My concerns were unwarranted; this is a well-designed book. In fact, the main body copy is set in Sabon, my very favorite text face. I’m fond of several other Garamond-derived and/or -inspired faces — Garamond No. 3 and Adobe Garamand, for example — but Sabon is the font family I’d choose to take with me to a desert island. The cover is quite nice, too.
The formula is not complicated:
Good writing + good typesetting = a pleasure to read.
One of the fringe benefits of procreation is that you finally find yourself on the receiving end of the Father’s Day racket. And so speaking of good books, that’s exactly what I got from the wife: a copy of The Stanley Kubrick Archives, a massive, beautiful, exquisitely-detailed tome edited by Alison Castle with full cooperation of the Kubrick estate and published by Taschen.

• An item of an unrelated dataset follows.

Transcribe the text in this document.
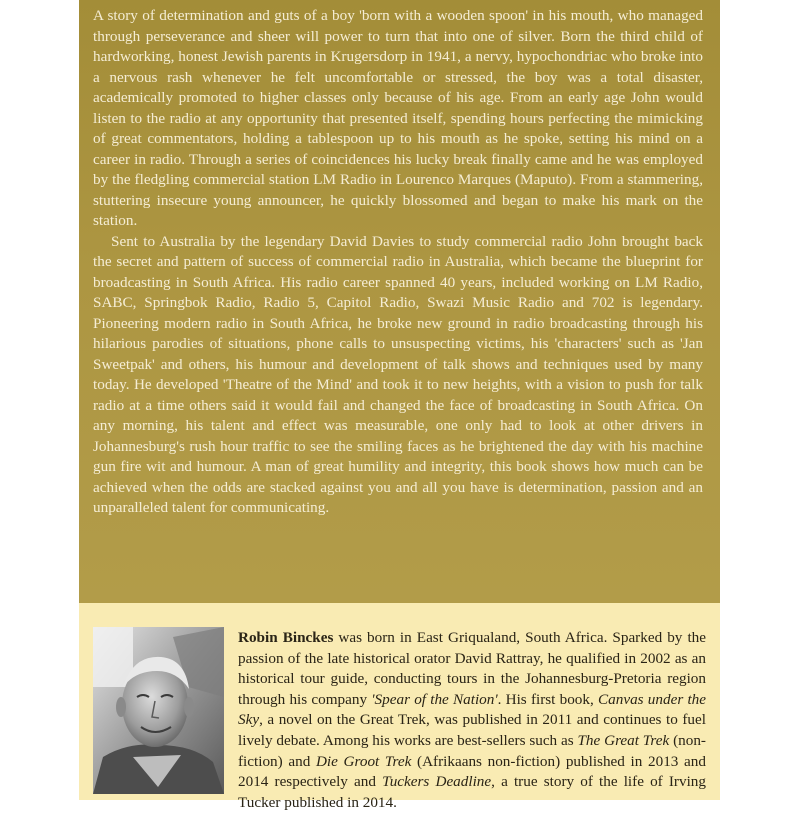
A story of determination and guts of a boy 'born with a wooden spoon' in his mouth, who managed through perseverance and sheer will power to turn that into one of silver. Born the third child of hardworking, honest Jewish parents in Krugersdorp in 1941, a nervy, hypochondriac who broke into a nervous rash whenever he felt uncomfortable or stressed, the boy was a total disaster, academically promoted to higher classes only because of his age. From an early age John would listen to the radio at any opportunity that presented itself, spending hours perfecting the mimicking of great commentators, holding a tablespoon up to his mouth as he spoke, setting his mind on a career in radio. Through a series of coincidences his lucky break finally came and he was employed by the fledgling commercial station LM Radio in Lourenco Marques (Maputo). From a stammering, stuttering insecure young announcer, he quickly blossomed and began to make his mark on the station.

Sent to Australia by the legendary David Davies to study commercial radio John brought back the secret and pattern of success of commercial radio in Australia, which became the blueprint for broadcasting in South Africa. His radio career spanned 40 years, included working on LM Radio, SABC, Springbok Radio, Radio 5, Capitol Radio, Swazi Music Radio and 702 is legendary. Pioneering modern radio in South Africa, he broke new ground in radio broadcasting through his hilarious parodies of situations, phone calls to unsuspecting victims, his 'characters' such as 'Jan Sweetpak' and others, his humour and development of talk shows and techniques used by many today. He developed 'Theatre of the Mind' and took it to new heights, with a vision to push for talk radio at a time others said it would fail and changed the face of broadcasting in South Africa. On any morning, his talent and effect was measurable, one only had to look at other drivers in Johannesburg's rush hour traffic to see the smiling faces as he brightened the day with his machine gun fire wit and humour. A man of great humility and integrity, this book shows how much can be achieved when the odds are stacked against you and all you have is determination, passion and an unparalleled talent for communicating.

Robin Binckes was born in East Griqualand, South Africa. Sparked by the passion of the late historical orator David Rattray, he qualified in 2002 as an historical tour guide, conducting tours in the Johannesburg-Pretoria region through his company 'Spear of the Nation'. His first book, Canvas under the Sky, a novel on the Great Trek, was published in 2011 and continues to fuel lively debate. Among his works are best-sellers such as The Great Trek (non-fiction) and Die Groot Trek (Afrikaans non-fiction) published in 2013 and 2014 respectively and Tuckers Deadline, a true story of the life of Irving Tucker published in 2014.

Included with each first edition is a 12-frame strip of film from one of Kubrick’s own 70mm prints of 2001: A Space Odyssey; mine shows a landscape in the “Dawn of Man” sequence.
And so of course come Monday morning, my first thought was to ping my friend and fellow Kubrick devotee Jim Coudal so I could brag to him about what my wife bought me — and but it ends up the highlight gift of his Father’s Day was a copy of the same book. In fact, his strip of film from 2001 also seems to be from the “Dawn of Man” sequence, so assuming the strips are being included in chronological order, order now and you might get the sequence with the best cut in the history of cinema.
This book is why they make coffee tables.
Last but not least, while speaking of good books and fatherhood, the boy insists that I put in a good word for “Opposites With Oswald”, which we’ve read several times a day, every day, for the last few months. There’s not a man, woman, or child who shouldn’t be reading this book daily.